Honestly I always have a mixed reaction when I learn someone on Medium is ‘following’ me. I like it when they read my articles, I like it when they comment approvingly, I even like it when they say they hate my comments. But I really wish that there were another word – “subscriber’ or ‘viewer’ would suit me better. Every time I learn someone is following me, part of me wonders: “Am I developing a cult?”

Because that’s what most, if not all of social media is: a group of cults. I have to tell you every time I read an article on this blog arguing that people are sheep and I get to the bottom and I inevitably see the line asking for someone to ‘follow’ them, I really wonder if the writer is aware of the irony. If it were a gathering of minds to debate subjects of interest, I’d be fine with it. But so many of the columns on this blog – particularly the political ones – are written by people who want to be told that everything they say is true, that what they do is perfect and do not want their bubble punctured. This is troubling no matter what group is doing. But an entire generation that knows nothing but that bothers me far more.

So when you hear a New York Times poll that says only 54 percent of Gen Z believes democracy is the best form of government, it’s both chilling and the natural result of an entire generation raised on social media. Democracy is about building coalitions of people who don’t necessarily agree, finding a way to live with those who disagree entirely with you, about building a society where everybody’s point of view is not only equal but is treated with respect, and getting together to do the work that needs to be done, even and especially if it’s difficult  When an entire generation grows up where the major force in their life is something entirely about being part of an isolated community, where doing something with someone is too much worker and where you can just unfollow people who disagree with you – and perhaps most importantly, when your self-esteem is often built on how many virtual strangers follow you than actual people you personally know  - then of course they think democracy isn’t the best form of government.

Yes much of it has to do with today’s political atmosphere, the rise of cable news, and eternal gridlock but the major problem is also this: democracy, when it works perfectly well, is boring. That’s always been its strength but when you have an entire generation that only has the attention span of the next clip on TikTok, then they would have no room for deep policy discussion. I honestly think even were it not for the rise of Trump and his fellow populists, this current generation would still have the same indifference to politics and democracy. It’s not exciting or thrilling, and it moves at a glacial pace. This generation can’t wait a week for the next episode of their favorite TV series.

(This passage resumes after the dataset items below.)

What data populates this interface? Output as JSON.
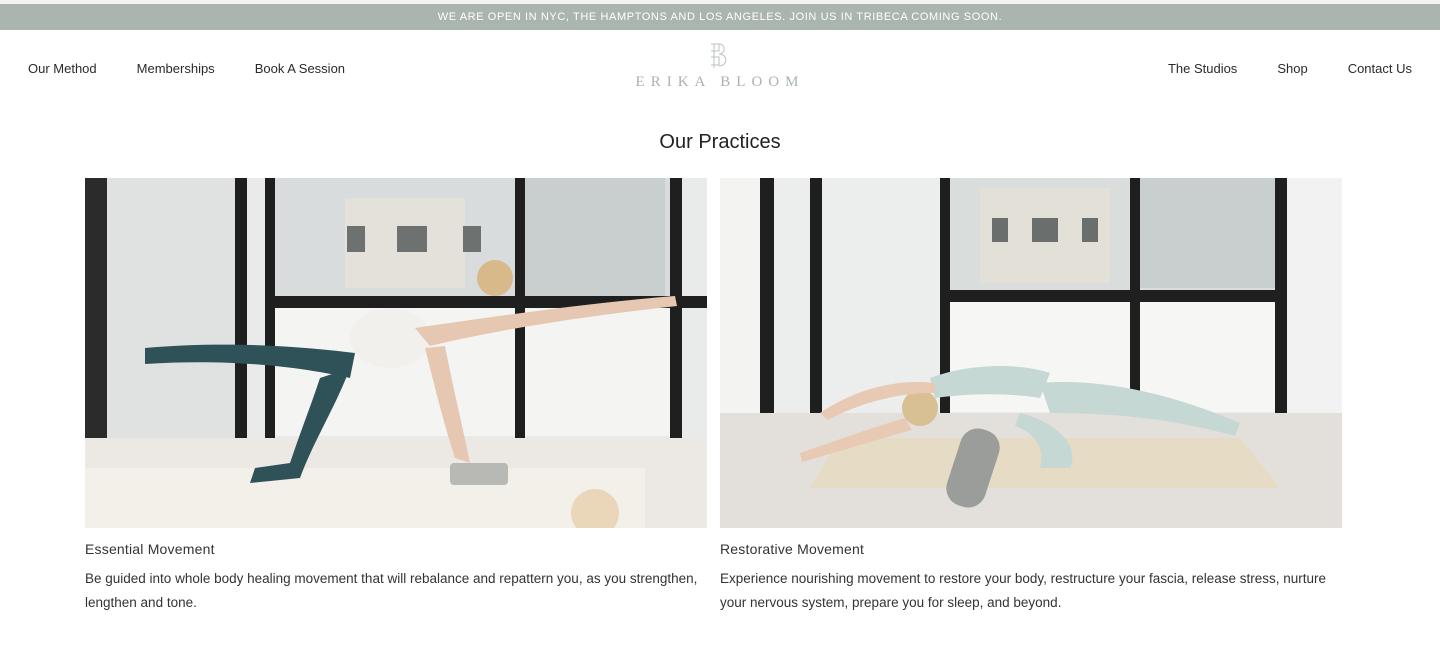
{
  "announcement": "WE ARE OPEN IN NYC, THE HAMPTONS AND LOS ANGELES. JOIN US IN TRIBECA COMING SOON.",
  "brand": {
    "name": "ERIKA BLOOM",
    "accent": "#aab5b0"
  },
  "nav": {
    "left": [
      "Our Method",
      "Memberships",
      "Book A Session"
    ],
    "right": [
      "The Studios",
      "Shop",
      "Contact Us"
    ]
  },
  "section": {
    "title": "Our Practices"
  },
  "practices": [
    {
      "title": "Essential Movement",
      "description": "Be guided into whole body healing movement that will rebalance and repattern you, as you strengthen, lengthen and tone."
    },
    {
      "title": "Restorative Movement",
      "description": "Experience nourishing movement to restore your body, restructure your fascia, release stress, nurture your nervous system, prepare you for sleep, and beyond."
    }
  ]
}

Now I won’t pretend this is the only reason for so many of the problems the most recent generation has with today’s society: indeed, I’m going to be writing a long series on college that will give some context as to part of the problem. But the fact that so many of today’s generation are angry at everyone’s who come before them for their problems and seem less compelled to do the work to try and fix it, it has to be due to the fact that so many of them would rather spend time sending messages saying OK Boomer than actually have a conversation with one. The world is in a horrible state right now.. Only through the slow, intricate work of human connection is there the slightest of chances. A hashtag will not save it.